Enquanto estava parada na frente da vaidade espelhada, Dee ficou olhando Cammie
admirar seu próprio reflexo. Ela usava uma camiseta de seda rosa estonada LaPerla debaixo
de um casaco Gucci rosa desbotado, com jeans de cós tão baixo
que dava para ver os ossos dos quadris e até uma sugestão de aonde os ossos dos quadris
levavam. Os scarpins de bolinha rosa e branca abertos nos dedos que tinha encomendado
especialmente na Christian Louboutin davam a impressão de
que suas pernas continuavam indefinidamente. Suas unhas dos pés estavam perfeitas e ela
trazia uma pulseira de ouro e diamante no tornozelo esquerdo. Como sempre, seus cachos
ouro-avermelhados se enovelavam rebeldes sobre um dos
olhos e desciam pelo meio das costas. Era um fato reconhecido que Cammie sabia que era
linda. Na verdade, ela sempre dizia que, se tivesse inclinação para mulheres, a pessoa com
quem queria transar era ela mesma.
Cammie retocou o brilho labial e Dee imediatamente olhou para os próprios lábios. Mais
finos. Menores. Ela suspirou.
Era impossível ficar com Cammie e não se encantar com a autoconfiança dela.
"Não que seja a coisa mais importante" , acrescentou Dee mentalmente. "A carne é
efêmera, o corpo é apenas um recipiente.
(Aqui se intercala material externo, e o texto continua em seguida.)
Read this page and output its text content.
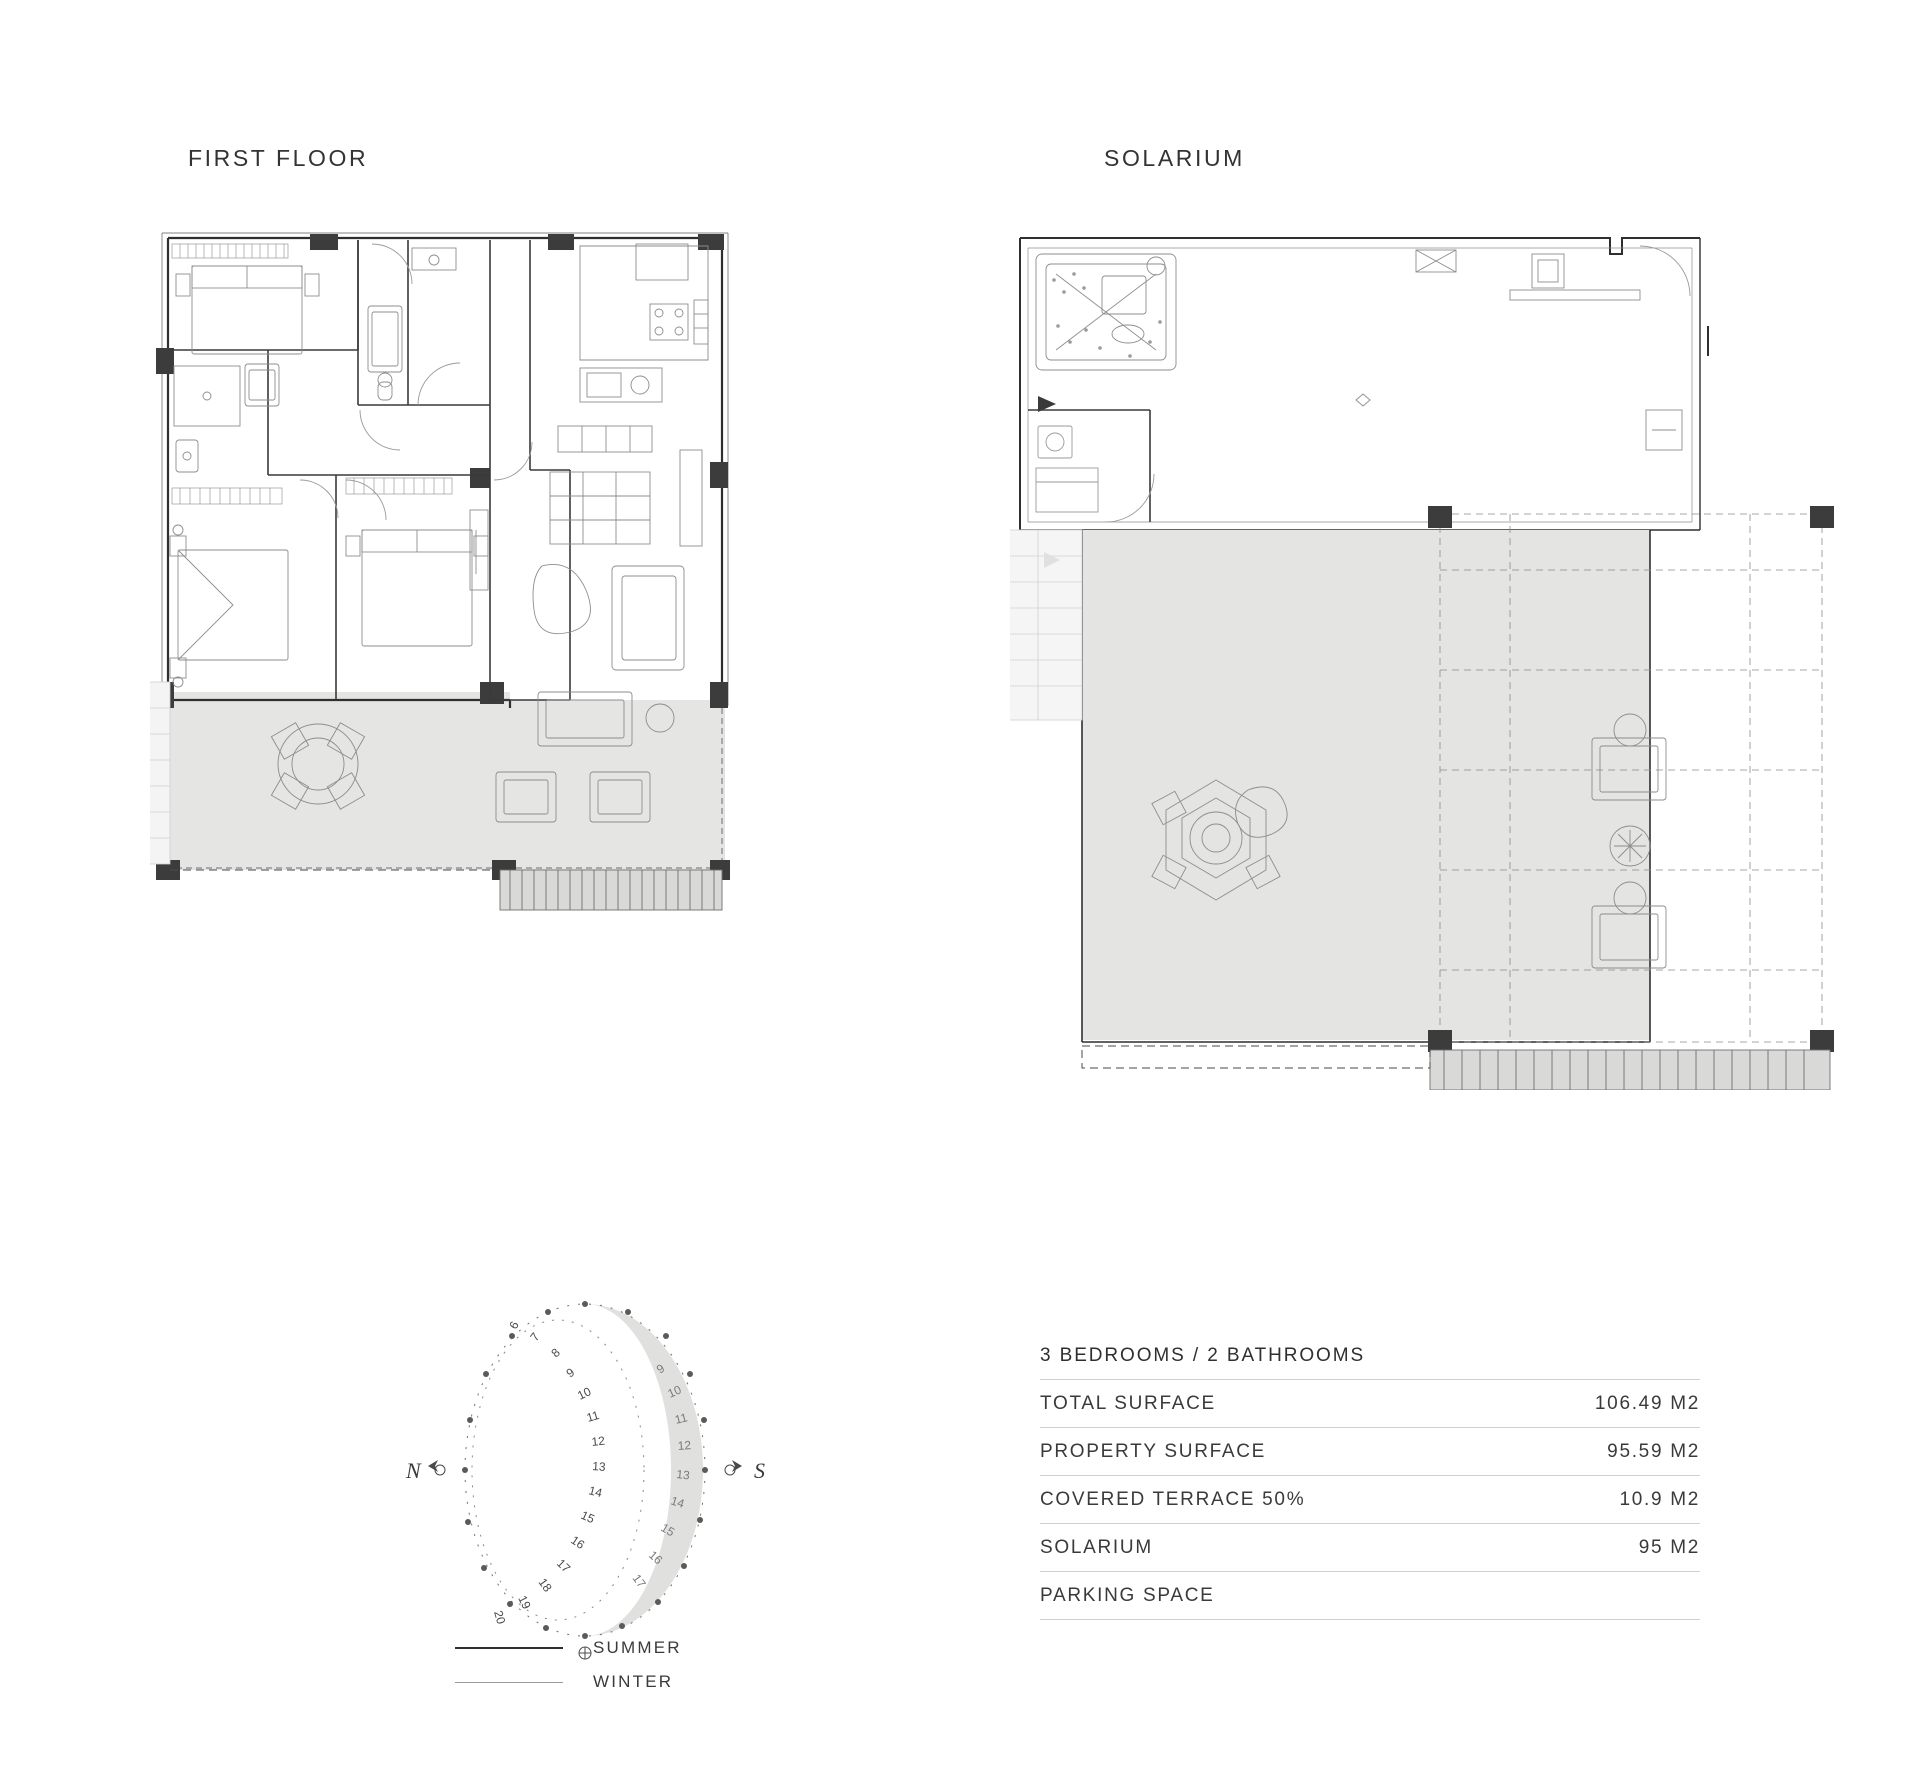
FIRST FLOOR	SOLARIUM
N	S
6
7
8
9
10
11
12
13
14
15
16
17
18
19
20
9
10
11
12
13
14
15
16
17
SUMMER
WINTER
3 BEDROOMS / 2 BATHROOMS
TOTAL SURFACE	106.49 M2
PROPERTY SURFACE	95.59 M2
COVERED TERRACE 50%	10.9 M2
SOLARIUM	95 M2
PARKING SPACE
Ainda assim, pelo menos tenho melhor aparência
do que Sam."
- E aí, quer sair com aqueles caras? - perguntou Dee.
Cammie borrifou Tres Cammie em si mesma, um perfume feito sob encomenda que seu pai
comprara para ela no seu aniversário de 16 anos.
- É o mesmo que perguntar se queremos morrer de tédio.
- Eu queria te dizer isso antes. A gente podia ter feito a aula de spinning às seis horas na
Yoga Booty.
- Spinning é para manés. Moramos em Los Angeles, onde você pode dirigir 27 quilômetros
direto da praia de Santa Monica até Palos Verdes. Quem vai querer ficar sentado numa
bicicleta ergo métrica numa academia e pedalar para lugar nenhum?
Dee suspirou. Às vezes era difícil ser a melhor amiga de Cammie porque Cammie tinha
tantos problemas de hostilidade.
Ultimamente, em especial, estava sendo difícil. Elas viram Ben no casamento com aquela
garota nova, a Anna. Cammie tinha bolado um plano para conseguir Ben de volta. E Ben
lhe dera as costas.
- Sabe de uma coisa? Você era muito mais legal quando estava namorando Ben.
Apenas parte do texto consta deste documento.